As Q3 of 2012 draws to an end, many have noticed the launch of version 0.1 of, tent.io. Inspired by the WWW and Xanadu, tent aims to be distributed protocol using HTTP URIs to identify users, and communication via HTTP and JSON. With over 2500 signups on the first day, it shows some promise as a new breed of social net driven by HTTP. Hopefully it will, long term, be compatible with Linked Data!
Two interesting read-write linked data tehcnologies move forward, with the first “editors draft” of Linked Data Basic Profile (LDBP) which interestingly mandates using turtle, and an update to JSON PATCH.

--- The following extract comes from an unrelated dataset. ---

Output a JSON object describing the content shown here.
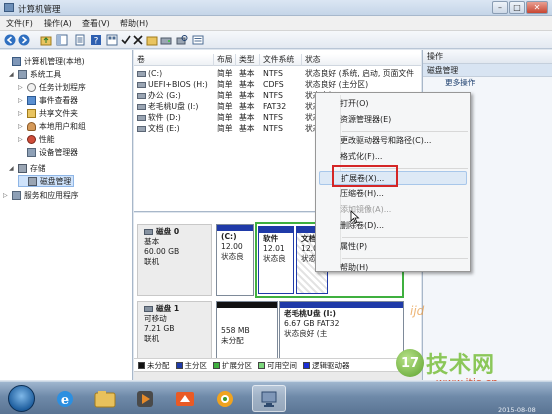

The RWW has got space at TPAC from Mon 29 Oct through Wed 31 Oct, thanks to Henry Story and others. There have been further discussions on trust, universal access control, and some interesting conversations over at the WebID CG with Ben Laurie of Google, on deployment, usability and privacy.
Communications and Outreach
It’s been tentatively agreed to merge the RWW CG with the “Uncertainty and Trust in the Semantic Web” CG. This is mainly due to the fact that “untsw” has fallen inactive, and the majority of members, are already in RWW. Many thanks to Coralie for helping facilitate this, the plan is to discontinue untsw by end of October.
There’s been some discussions with the Web Application Store CG about unifying meta data that can be associated with apps. With so many app stores out there, growing fast, the application store bootstrap will hopefully be a great chance to give users of the web, many more features.
The RWW has a room at TPAC, for Mon 29 – Wed 31 October, thanks to Henry Story and others. Please dont forget that early bird registration ends October 16th. Please put your name down on the wiki if you intend on coming.
Aside from the merger with untsw there’s been a few interesting discussions on trust, both in the RWW and on the payments list. I’ve made some notes in our wiki. One idea that I particularly liked from payments is that it is possible to indicate your trust for someone by offering them a credit line. Perhaps an exciting way to get the web economy going.
The theme of dogfooding has come up again and members of this group have been encouraged (lead by Kingsley!) to sign their emails using S/MIME.
The reason for this is to bootstrap email to the web using the “follow your nose” pattern. You receive an email, then click on the signature, and it takes you to a Web Identity. From there you are into the social graph, can friend the person, view the wall etc.
The advantage of this approach is that it can be performed by both humans and machines using well established web standards, hopefully helping to unite the world of email and the web in a social and machine readable way.